Trial Title:
Severe Toxicity Free Survival Following Childhood Acute Lymphoblastic Leukemia
NCT ID:
NCT05639673
Condition:
Acute Lymphoblastic Leukemia
Conditions: Official terms:
Leukemia
Precursor Cell Lymphoblastic Leukemia-Lymphoma
Leukemia, Lymphoid
Study type:
Observational
Overall status:
Recruiting
Study design:
Time perspective:
Retrospective
Summary:
The goal of this observational study is to quantify the burden of particularly severe,
long-term adverse effects in childhood acute lymphoblastic leukemia (ALL) survivors. The
adverse effects include 21 severe health conditions recently selected and defined as
Severe Toxicities by an international collaboration of ALL consortia.

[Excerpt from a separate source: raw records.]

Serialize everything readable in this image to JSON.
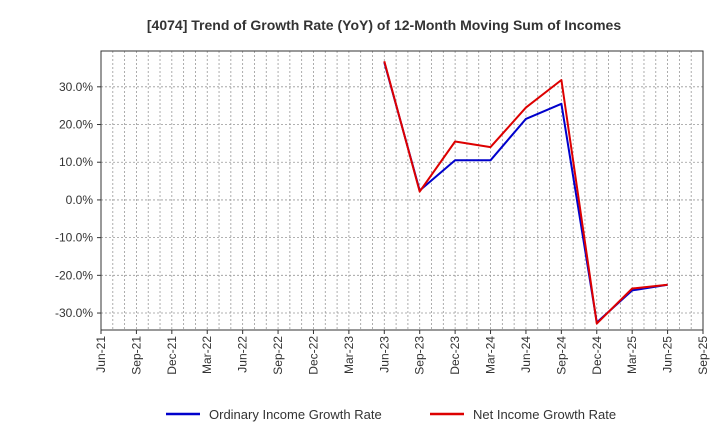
{
  "chart_data": {
    "type": "line",
    "title": "[4074]  Trend of Growth Rate (YoY) of 12-Month Moving Sum of Incomes",
    "xlabel": "",
    "ylabel": "",
    "x_tick_labels": [
      "Jun-21",
      "Sep-21",
      "Dec-21",
      "Mar-22",
      "Jun-22",
      "Sep-22",
      "Dec-22",
      "Mar-23",
      "Jun-23",
      "Sep-23",
      "Dec-23",
      "Mar-24",
      "Jun-24",
      "Sep-24",
      "Dec-24",
      "Mar-25",
      "Jun-25",
      "Sep-25"
    ],
    "y_ticks": [
      30,
      20,
      10,
      0,
      -10,
      -20,
      -30
    ],
    "y_tick_labels": [
      "30.0%",
      "20.0%",
      "10.0%",
      "0.0%",
      "-10.0%",
      "-20.0%",
      "-30.0%"
    ],
    "ylim": [
      -34.5,
      39.5
    ],
    "grid": true,
    "legend_position": "bottom",
    "series": [
      {
        "name": "Ordinary Income Growth Rate",
        "color": "#0000cc",
        "x": [
          "Jun-23",
          "Sep-23",
          "Dec-23",
          "Mar-24",
          "Jun-24",
          "Sep-24",
          "Dec-24",
          "Mar-25",
          "Jun-25"
        ],
        "values": [
          36.5,
          2.5,
          10.5,
          10.5,
          21.5,
          25.5,
          -32.5,
          -24.0,
          -22.5
        ]
      },
      {
        "name": "Net Income Growth Rate",
        "color": "#dd0000",
        "x": [
          "Jun-23",
          "Sep-23",
          "Dec-23",
          "Mar-24",
          "Jun-24",
          "Sep-24",
          "Dec-24",
          "Mar-25",
          "Jun-25"
        ],
        "values": [
          36.8,
          2.2,
          15.5,
          14.0,
          24.5,
          31.8,
          -32.8,
          -23.5,
          -22.5
        ]
      }
    ]
  }
}
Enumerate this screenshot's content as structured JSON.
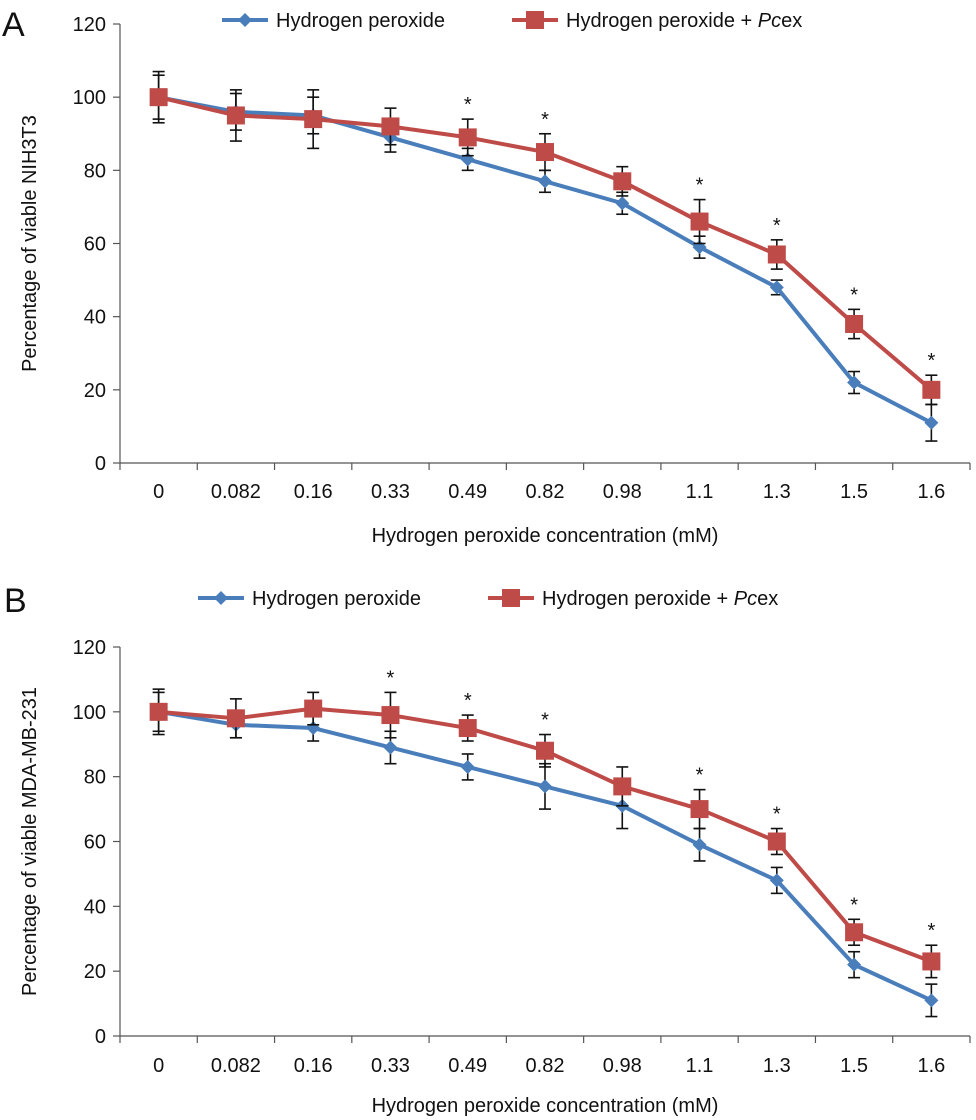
{
  "chart_data": [
    {
      "panel": "A",
      "type": "line",
      "categories": [
        "0",
        "0.082",
        "0.16",
        "0.33",
        "0.49",
        "0.82",
        "0.98",
        "1.1",
        "1.3",
        "1.5",
        "1.6"
      ],
      "xlabel": "Hydrogen peroxide concentration (mM)",
      "ylabel": "Percentage of viable NIH3T3",
      "ylim": [
        0,
        120
      ],
      "yticks": [
        0,
        20,
        40,
        60,
        80,
        100,
        120
      ],
      "legend": {
        "position": "top",
        "entries": [
          {
            "text": "Hydrogen peroxide",
            "italic": ""
          },
          {
            "text": "Hydrogen peroxide + ",
            "italic": "Pc",
            "suffix": "ex"
          }
        ]
      },
      "series": [
        {
          "name": "Hydrogen peroxide",
          "color": "#4a7ebb",
          "marker": "diamond",
          "values": [
            100,
            96,
            95,
            89,
            83,
            77,
            71,
            59,
            48,
            22,
            11
          ],
          "errors": [
            6,
            5,
            5,
            4,
            3,
            3,
            3,
            3,
            2,
            3,
            5
          ]
        },
        {
          "name": "Hydrogen peroxide + Pcex",
          "color": "#be4b48",
          "marker": "square",
          "values": [
            100,
            95,
            94,
            92,
            89,
            85,
            77,
            66,
            57,
            38,
            20
          ],
          "errors": [
            7,
            7,
            8,
            5,
            5,
            5,
            4,
            6,
            4,
            4,
            4
          ]
        }
      ],
      "significance": {
        "marker": "*",
        "categories": [
          "0.49",
          "0.82",
          "1.1",
          "1.3",
          "1.5",
          "1.6"
        ]
      }
    },
    {
      "panel": "B",
      "type": "line",
      "categories": [
        "0",
        "0.082",
        "0.16",
        "0.33",
        "0.49",
        "0.82",
        "0.98",
        "1.1",
        "1.3",
        "1.5",
        "1.6"
      ],
      "xlabel": "Hydrogen peroxide concentration (mM)",
      "ylabel": "Percentage of viable MDA-MB-231",
      "ylim": [
        0,
        120
      ],
      "yticks": [
        0,
        20,
        40,
        60,
        80,
        100,
        120
      ],
      "legend": {
        "position": "top",
        "entries": [
          {
            "text": "Hydrogen peroxide",
            "italic": ""
          },
          {
            "text": "Hydrogen peroxide + ",
            "italic": "Pc",
            "suffix": "ex"
          }
        ]
      },
      "series": [
        {
          "name": "Hydrogen peroxide",
          "color": "#4a7ebb",
          "marker": "diamond",
          "values": [
            100,
            96,
            95,
            89,
            83,
            77,
            71,
            59,
            48,
            22,
            11
          ],
          "errors": [
            6,
            4,
            4,
            5,
            4,
            7,
            7,
            5,
            4,
            4,
            5
          ]
        },
        {
          "name": "Hydrogen peroxide + Pcex",
          "color": "#be4b48",
          "marker": "square",
          "values": [
            100,
            98,
            101,
            99,
            95,
            88,
            77,
            70,
            60,
            32,
            23
          ],
          "errors": [
            7,
            6,
            5,
            7,
            4,
            5,
            6,
            6,
            4,
            4,
            5
          ]
        }
      ],
      "significance": {
        "marker": "*",
        "categories": [
          "0.33",
          "0.49",
          "0.82",
          "1.1",
          "1.3",
          "1.5",
          "1.6"
        ]
      }
    }
  ]
}
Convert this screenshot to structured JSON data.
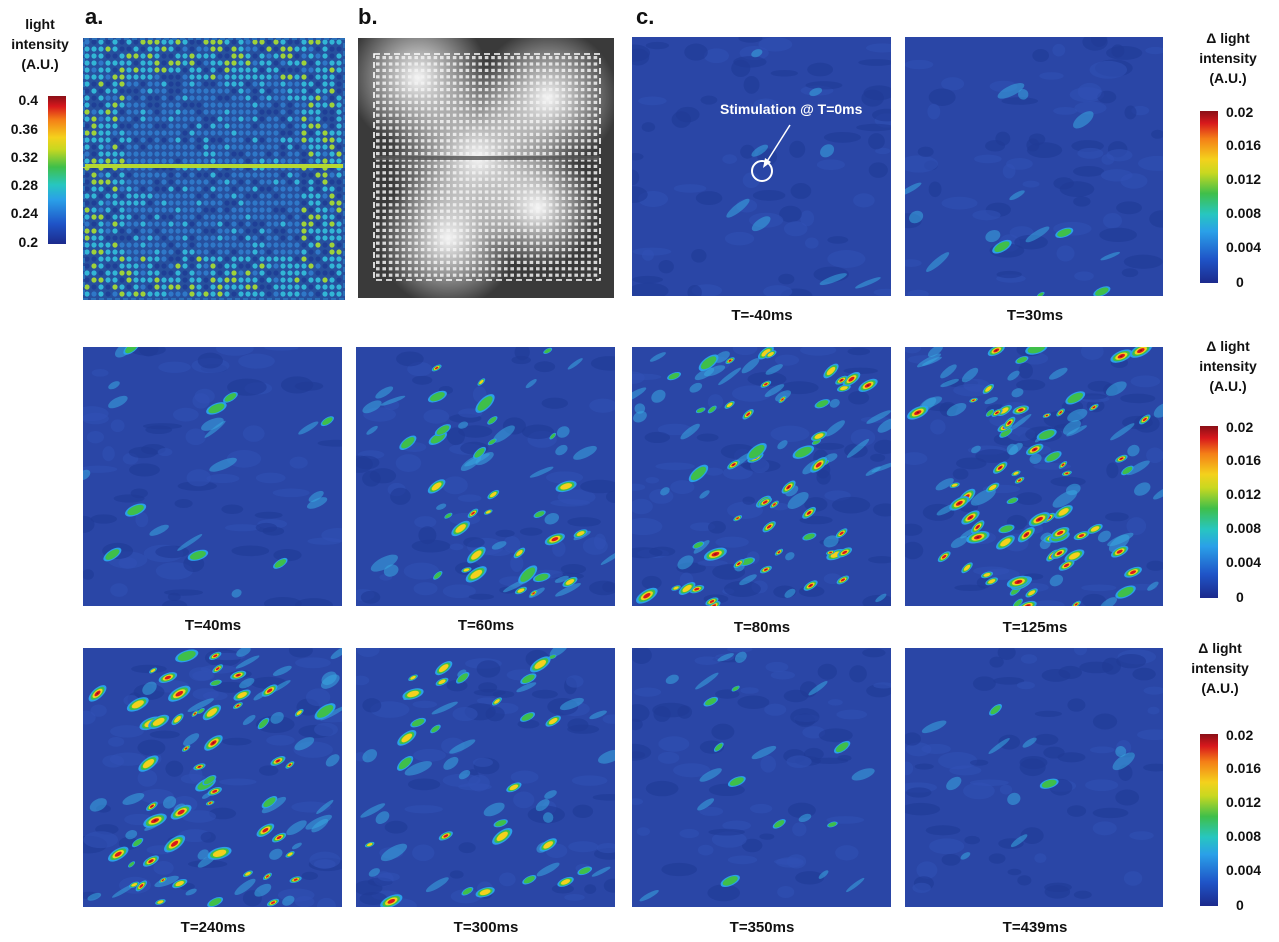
{
  "figure": {
    "panel_labels": {
      "a": "a.",
      "b": "b.",
      "c": "c."
    },
    "colorbar_a": {
      "title_lines": [
        "light",
        "intensity",
        "(A.U.)"
      ],
      "ticks": [
        "0.4",
        "0.36",
        "0.32",
        "0.28",
        "0.24",
        "0.2"
      ],
      "range": [
        0.2,
        0.4
      ]
    },
    "colorbar_c": {
      "title_lines": [
        "Δ  light",
        "intensity",
        "(A.U.)"
      ],
      "ticks": [
        "0.02",
        "0.016",
        "0.012",
        "0.008",
        "0.004",
        "0"
      ],
      "range": [
        0,
        0.02
      ]
    },
    "annotation": "Stimulation @ T=0ms",
    "frames": [
      {
        "label": "T=-40ms",
        "activity": 0.0
      },
      {
        "label": "T=30ms",
        "activity": 0.05
      },
      {
        "label": "T=40ms",
        "activity": 0.12
      },
      {
        "label": "T=60ms",
        "activity": 0.45
      },
      {
        "label": "T=80ms",
        "activity": 0.75
      },
      {
        "label": "T=125ms",
        "activity": 0.95
      },
      {
        "label": "T=240ms",
        "activity": 0.8
      },
      {
        "label": "T=300ms",
        "activity": 0.4
      },
      {
        "label": "T=350ms",
        "activity": 0.12
      },
      {
        "label": "T=439ms",
        "activity": 0.03
      }
    ],
    "colors": {
      "base_blue": "#243f9e",
      "scale": [
        "#1c2a8c",
        "#1f55c8",
        "#2aa0e8",
        "#27c6c0",
        "#3fbf4a",
        "#c8d820",
        "#f4d11c",
        "#f47e17",
        "#d8181c",
        "#8a0f17"
      ]
    }
  }
}
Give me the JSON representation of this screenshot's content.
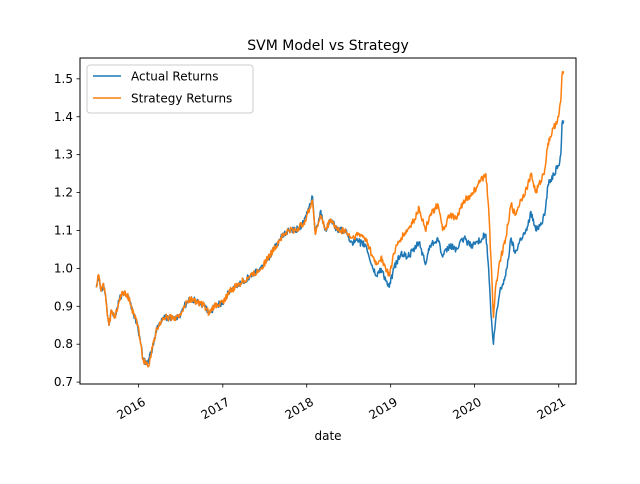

The main questions the study aims to answer for childhood ALL patients are:
- What is the chance of surviving without any Severe Toxicities during the first 5
years after ALL diagnosis?
- What is the average cumulative burden of different Severe Toxicities during the
first 5 years after ALL diagnosis? The study uses standard-care follow-up data for
childhood ALL patients from an international collaboration of five ALL consortia
from Europe, the US, and Australia.
Detailed description:
Background:
Childhood acute lymphoblastic leukemia (ALL) is the most common childhood cancer
comprising around 25% of all childhood cancers. Stepwise modifications of antileukemic
therapy have led to a rise in 5-year survival probability from less than 30% in the 1970s
to above 90% today. Cure, however, comes at a price; survivors are burdened by acute as
well as long-term toxicities, that is, adverse effects of treatment. Among survivors, the
cumulative incidence of severe, disabling, life-threatening, or fatal chronic health
conditions was recently reported to be 21.1% at 20 years from ALL diagnosis, which is
substantial, not least when considering the peak incidence of childhood ALL around the
age of 3 years, meaning that many 20-year survivors are young adults. Hence, focusing on
long-term health sequelae is more relevant than ever. Traditional cancer outcome measures
consist of overall survival and cancer-related-event-free survival, but for cancers with
high survival probability, such as for childhood ALL, these traditional outcome measures
become insufficient since they ignore the burden of therapy. Severe, long-term toxicities
should be considered in treatment outcome evaluation, but the lack of internationally
standardized capturing and reporting of late effects is a barrier. To address this, an
international collaboration of ALL consortia initiated a project aiming to select
physician-defined severe toxicities following ALL treatment. This work resulted in
consensus definitions of 21 severe health conditions named Severe Toxicities, which could
each be considered an unacceptable price for cure. With examples as heart failure, brain
damage, and chronic lung disease, the 21 conditions are of such severity that ALL
treatment possibly would have been modified if the toxicity had been predictable at time
of diagnosis. These Severe Toxicities should be integrated in treatment outcome
evaluation alongside the overall survival and the cancer-related event-free survival for
a more comprehensive evaluation of treatment protocols.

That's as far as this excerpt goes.